I've recently started using a fresh tub of calcium plus, as my old one expired. Since then, I've noticed that it's not having the 'sticky' effect on my hydei in the feeding cup, like it always had in the past. 

My flies are absolutely covered in the supplement, but they all climb out of the cup as if they haven't been dusted, whereas before, they would be stuck at the bottom, unable to climb.

It's not a problem, but it makes me wonder if there's something defective with the supplement. I keep it in the refrigerator for freshness etc.
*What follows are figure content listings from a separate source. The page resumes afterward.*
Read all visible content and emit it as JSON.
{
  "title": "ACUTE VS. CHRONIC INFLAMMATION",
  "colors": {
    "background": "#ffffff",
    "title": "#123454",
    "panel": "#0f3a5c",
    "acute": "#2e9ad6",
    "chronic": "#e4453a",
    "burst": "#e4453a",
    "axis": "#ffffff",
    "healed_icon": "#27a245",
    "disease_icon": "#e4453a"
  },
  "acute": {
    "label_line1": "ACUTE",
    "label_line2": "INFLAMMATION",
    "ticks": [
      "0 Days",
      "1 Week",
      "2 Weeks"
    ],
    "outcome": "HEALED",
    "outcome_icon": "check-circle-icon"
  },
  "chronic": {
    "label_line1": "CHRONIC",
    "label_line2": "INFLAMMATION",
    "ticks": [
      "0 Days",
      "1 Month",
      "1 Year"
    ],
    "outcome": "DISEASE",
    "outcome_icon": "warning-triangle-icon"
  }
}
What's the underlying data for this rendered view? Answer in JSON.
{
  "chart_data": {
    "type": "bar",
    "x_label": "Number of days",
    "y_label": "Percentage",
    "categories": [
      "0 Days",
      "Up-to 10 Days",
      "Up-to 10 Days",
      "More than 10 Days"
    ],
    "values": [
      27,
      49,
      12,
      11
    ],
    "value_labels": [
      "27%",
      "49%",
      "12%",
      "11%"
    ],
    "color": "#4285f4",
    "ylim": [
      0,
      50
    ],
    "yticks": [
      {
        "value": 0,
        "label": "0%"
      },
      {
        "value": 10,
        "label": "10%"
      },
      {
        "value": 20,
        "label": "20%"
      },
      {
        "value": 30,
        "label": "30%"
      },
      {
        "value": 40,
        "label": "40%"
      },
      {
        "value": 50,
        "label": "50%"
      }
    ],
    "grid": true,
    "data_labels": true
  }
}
Anyone else noticed this? Does it mean there's something wrong with my repashy? Any advice would be appreciated. 

Thanks


----------



## Pumilo (Sep 4, 2010)

When is the last time you cleaned your feeding cup? Microscopic bits of powder stick to the sides over time. They absorb moisture, which sticks the bits fast to the sides of the cup. To a fly, that's like one of those indoor climbing walls, with all the multicolored "rocks" to easily climb up on. After a while, it doesn't matter how dusty your cup is, when the flies have such easy, secure handholds.
Let me know is washing your cup takes care of the problem.
I would be shocked to find out if Repashy was slipping on their quality control.


----------



## Encyclia (Aug 23, 2013)

Any chance it could be a sorting issue? Try shaking it up good to get the particle sizes mixed. Most likely it's what Doug said, though.

Mark


----------



## Serafim (Mar 29, 2017)

while on the subject does the 6 month use period start once opened of is there use by date on the container im finishing up my container of dendrocare before i switch to rapashy


----------



## mudbug (Mar 31, 2016)

There is a use by date on the Repashy Calcium, However, I believe (I'm sure someone will correct if I'm wrong) the product starts to degrade once it is opened and should still be replaced after six months. Refrigeration can extend the life of the product up to one year.


----------



## Sparky1888 (Feb 19, 2017)

Thanks for your advice guys, I'll do a feeding today and let you know if cleaning the cup has helped!


----------



## Sparky1888 (Feb 19, 2017)

You were absolutely right; I cleaned the supplement residue from the inside of the cup and now the flies are unable to climb.

I had always left the residue there as I was unaware it would create a 'foothold' for the flies. Well, you learn every day on here! 

Thanks people


----------